At the fabulous Jorvik Viking Centre in York, there is on display a Viking Age coprolite, or, fossilised faeces. You wouldn’t see one on display at the British Museum, or anywhere that you would wear a silk scarf to the exhibition, but it’s proudly on display at Jorvik and it is really popular. They have a huge number of school visitors each year, and guess who loves that sort of thing? Kids! It draws them in, they squeal and clamour to get a better look and say it’s gross or cool or rad or sick or whatever the kids say these days. The learn that there is a word for what they’re looking at (coprolite) and they learn that you can tell a lot about someone’s health from their… leavings. They learn about parasites, and about what parasites the Viking had. Suddenly, confronted with the idea that the people of the past had stomachaches, upset tummies, constipation and general discomfort (even itchiness) means that these kids are able to understand that people from the past are pretty much the same as us, when it comes down to us. We’ve all felt sick, or eaten something we shouldn’t have, and we can empathise. The kids are learning that the past was alive – which is very difficult to communicate in such an efficient way in a more traditional museum.

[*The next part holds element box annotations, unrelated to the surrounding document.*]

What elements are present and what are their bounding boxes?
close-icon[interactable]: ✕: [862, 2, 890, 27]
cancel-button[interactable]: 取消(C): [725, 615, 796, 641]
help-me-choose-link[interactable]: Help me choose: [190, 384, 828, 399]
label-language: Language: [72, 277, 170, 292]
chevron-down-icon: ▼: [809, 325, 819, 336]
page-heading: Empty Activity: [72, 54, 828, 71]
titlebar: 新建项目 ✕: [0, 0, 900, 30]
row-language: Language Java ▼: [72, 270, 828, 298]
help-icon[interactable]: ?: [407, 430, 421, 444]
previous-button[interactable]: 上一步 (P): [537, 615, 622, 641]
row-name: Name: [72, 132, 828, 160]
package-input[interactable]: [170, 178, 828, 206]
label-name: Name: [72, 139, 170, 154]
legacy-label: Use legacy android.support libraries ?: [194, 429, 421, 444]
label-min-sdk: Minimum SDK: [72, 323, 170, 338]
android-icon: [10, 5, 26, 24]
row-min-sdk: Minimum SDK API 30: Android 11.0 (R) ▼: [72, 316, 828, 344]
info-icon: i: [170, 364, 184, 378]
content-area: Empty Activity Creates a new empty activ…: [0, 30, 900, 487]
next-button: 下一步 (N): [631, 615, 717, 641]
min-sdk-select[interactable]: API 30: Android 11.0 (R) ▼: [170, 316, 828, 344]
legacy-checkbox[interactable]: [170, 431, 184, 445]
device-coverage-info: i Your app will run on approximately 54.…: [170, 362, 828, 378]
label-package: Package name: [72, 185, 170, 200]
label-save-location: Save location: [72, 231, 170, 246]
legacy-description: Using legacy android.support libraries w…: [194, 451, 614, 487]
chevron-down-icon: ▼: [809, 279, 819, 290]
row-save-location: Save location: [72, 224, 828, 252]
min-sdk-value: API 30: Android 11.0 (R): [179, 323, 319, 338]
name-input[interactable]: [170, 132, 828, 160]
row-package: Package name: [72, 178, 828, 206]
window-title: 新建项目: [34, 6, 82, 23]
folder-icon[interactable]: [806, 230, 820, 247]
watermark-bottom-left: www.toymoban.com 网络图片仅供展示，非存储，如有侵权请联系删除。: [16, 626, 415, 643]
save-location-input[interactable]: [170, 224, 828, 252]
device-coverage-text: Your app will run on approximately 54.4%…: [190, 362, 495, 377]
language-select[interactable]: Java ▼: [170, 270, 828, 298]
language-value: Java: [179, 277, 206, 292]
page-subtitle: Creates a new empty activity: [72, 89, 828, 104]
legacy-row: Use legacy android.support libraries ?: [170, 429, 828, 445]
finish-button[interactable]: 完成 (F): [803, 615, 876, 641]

The Jorvik coprolite also entertains the adult visitors who probably wouldn’t go to the BM or the Louvre. I am a big believer that at the end of the day a museum has a responsibility to communicate to audiences in any manner that is effective. You have to know your audience. Would you put a turd on display at the BM and invite the ambassador from wherever? No. Of course not. But would you take a class of rowdy nine-year-olds to that same event and expect them to get anything out of it? No.
COCKBURN, A., COCKBURN, E. & REYMAN, T. A. 1998. Mummies, Disease and Ancient Cultures, Cambridge University Press.
MITCHELL, P. D. 2004. Medicine in the Crusades: Warfare, Wounds and the Medieval Surgeon, Cambridge University Press.
MITCHELL, P. D., STERN, E. & TEPPER, Y. 2008. Dysentery in the crusader kingdom of Jerusalem: an ELISA analysis of two medieval latrines in the City of Acre (Israel). Journal of Archaeological Science, 35, 1849-1853.